Mar 22, 2014

PKI has failed

Giusto per postare anche qualcosa di serio. Ho letto oggi questo articolo intitolato "DNSSEC has failed" col quale concordo totalmente: "Still, after all these years that DNSSEC has been around it is still way too hard for common DNS engineers to configure DNSSEC properly. There are way too many details and caveats that they have to know about, and there are no easy scripts to do this, and if there are, they are certainly not included in the regular packages".
Ne approfitto allora per copiare qui un intervento che ho scritto qualche settimana fa su un argomento, la Public Key Infrastructure, di cui mi sono interessato per la mia tesi di laurea a guarda caso per una delle mie prime esperienze lavorative. L'opinione che sostengo, maturata dopo anni di serena analisi, è che la PKI ha fallito. In particolare, qui prendo spunto dall'idea -nefasta, a mio parere- di RPKI.
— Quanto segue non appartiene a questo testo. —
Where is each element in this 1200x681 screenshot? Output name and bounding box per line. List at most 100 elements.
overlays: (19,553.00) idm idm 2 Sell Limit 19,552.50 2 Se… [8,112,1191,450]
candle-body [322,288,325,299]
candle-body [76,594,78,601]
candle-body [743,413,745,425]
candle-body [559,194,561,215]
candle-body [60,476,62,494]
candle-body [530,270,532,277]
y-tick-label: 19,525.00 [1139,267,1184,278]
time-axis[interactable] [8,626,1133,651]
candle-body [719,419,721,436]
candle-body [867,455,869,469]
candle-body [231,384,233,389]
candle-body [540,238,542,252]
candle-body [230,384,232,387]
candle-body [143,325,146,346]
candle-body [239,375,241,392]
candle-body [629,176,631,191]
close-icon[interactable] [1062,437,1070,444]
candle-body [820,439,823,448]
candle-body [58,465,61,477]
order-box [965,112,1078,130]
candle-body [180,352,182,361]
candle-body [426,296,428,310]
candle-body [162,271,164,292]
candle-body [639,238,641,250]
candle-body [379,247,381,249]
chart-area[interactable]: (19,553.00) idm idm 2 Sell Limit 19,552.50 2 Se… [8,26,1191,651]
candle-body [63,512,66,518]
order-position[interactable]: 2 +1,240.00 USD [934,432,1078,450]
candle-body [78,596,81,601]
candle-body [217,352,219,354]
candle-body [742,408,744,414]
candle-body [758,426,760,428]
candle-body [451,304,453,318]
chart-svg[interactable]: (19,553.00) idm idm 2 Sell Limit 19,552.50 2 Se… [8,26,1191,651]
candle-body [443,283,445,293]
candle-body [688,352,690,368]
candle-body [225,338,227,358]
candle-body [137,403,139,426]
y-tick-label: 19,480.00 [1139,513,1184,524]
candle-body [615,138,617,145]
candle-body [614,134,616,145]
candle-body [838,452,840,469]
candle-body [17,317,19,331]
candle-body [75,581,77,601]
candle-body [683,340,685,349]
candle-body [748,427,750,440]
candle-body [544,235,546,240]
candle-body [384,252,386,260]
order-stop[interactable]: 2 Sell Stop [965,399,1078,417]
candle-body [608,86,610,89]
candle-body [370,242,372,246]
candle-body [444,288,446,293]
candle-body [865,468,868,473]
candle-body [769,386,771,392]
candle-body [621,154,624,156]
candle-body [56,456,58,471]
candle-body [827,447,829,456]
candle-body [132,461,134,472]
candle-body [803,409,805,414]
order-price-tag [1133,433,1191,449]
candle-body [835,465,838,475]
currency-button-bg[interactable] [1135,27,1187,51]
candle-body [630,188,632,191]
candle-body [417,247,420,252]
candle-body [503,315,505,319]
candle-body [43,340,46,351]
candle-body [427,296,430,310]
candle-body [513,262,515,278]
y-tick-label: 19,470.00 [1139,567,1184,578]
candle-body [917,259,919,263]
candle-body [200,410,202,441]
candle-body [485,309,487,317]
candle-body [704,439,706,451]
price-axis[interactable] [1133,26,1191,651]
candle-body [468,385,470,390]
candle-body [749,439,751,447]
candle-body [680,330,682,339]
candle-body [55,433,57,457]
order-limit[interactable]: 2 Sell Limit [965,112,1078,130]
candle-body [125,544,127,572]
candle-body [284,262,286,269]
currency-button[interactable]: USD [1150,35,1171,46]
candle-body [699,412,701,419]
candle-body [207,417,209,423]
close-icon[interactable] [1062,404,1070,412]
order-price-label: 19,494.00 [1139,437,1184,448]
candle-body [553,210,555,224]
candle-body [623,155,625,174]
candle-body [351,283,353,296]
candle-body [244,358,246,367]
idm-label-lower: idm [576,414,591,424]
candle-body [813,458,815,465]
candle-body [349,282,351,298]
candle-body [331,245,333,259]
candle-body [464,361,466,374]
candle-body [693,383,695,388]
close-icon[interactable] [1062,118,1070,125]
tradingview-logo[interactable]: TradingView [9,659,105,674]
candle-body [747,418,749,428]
Il concetto di Public Key Infrastructure è fallito, e dovremmo metterci il cuore in pace e smettere di pensare che possa risolvere problemi di autenticazione e autorizzazione in larga scala. Il rischio maggiore di adottare sistemi come RPKI non è quello di "censure" ordinate da questo o quel tribunale, ma la debolezza intrinseca di un sistema che si basa su 1) strutture come le Certificate Authorities e le Registration Authorities che per essere utilizzabili in maniera efficace e "scalabile" si espongono a notevoli rischi di compromissione, e 2) meccanismi di controllo delle informazioni (le Certificate Revocation List) che in realtà non sono utilizzati da nessuno.
Prendiamo ad esempio la debacle Diginotar di qualche anno faanche se nel frattempo i casi simili si sono moltiplicati. Primo problema: la certificate authority è stata compromessa, e sono stati creati certificati digitali "falsi", che poi sono stati distribuiti e utilizzati in giro per il mondo per chissà quali scopi. Pensiamo a cosa succederebbe se (anzi, quando) un caso del genere accadesse con certificati che garantiscono la bontà di certi annunci BGP (ipersemplificando). Secondo: cosa fu fatto per temponare il problema Diginotar? i vendor di browser http produssero (nemmeno troppo tempestivamente) aggiornamenti software per rimuovere Diginotar dalle liste dei certificati "trusted" incluse di default nei browser. Sbagliatissimo. La PKI si basa sul fatto che per ogni certificato deve esistere una Certificate Revocation List consultabile in tempo reale: il meccanismo è stato pensato appunto per evitare procedure demenziali come quella di dover rimuovere il certificato della CA compromessa da tutti i software che lo utilizzano. Peccato che nessuno utilizzi le CRL. Il controllo è sempre disabilitato di default; provate ad abilitarlo e poi mi dite com'è l'esperienza di navigazione https. Ora, una RPKI che funzionasse *come si deve* dovrebbe controllare la relativa CRL *ogni volta* che utilizza un certificato di chiave pubblica di terzi per validare una qualsiasi informazione; vi pare una cosa realisticamente fattibile? Nel momento in cui si "sorvola" sull'utilizzo delle CRL, tutto il castello della PKI cade.
Per queste ragioni, RPKI mi sembra soltanto, nel migliore dei casi, un'illusione.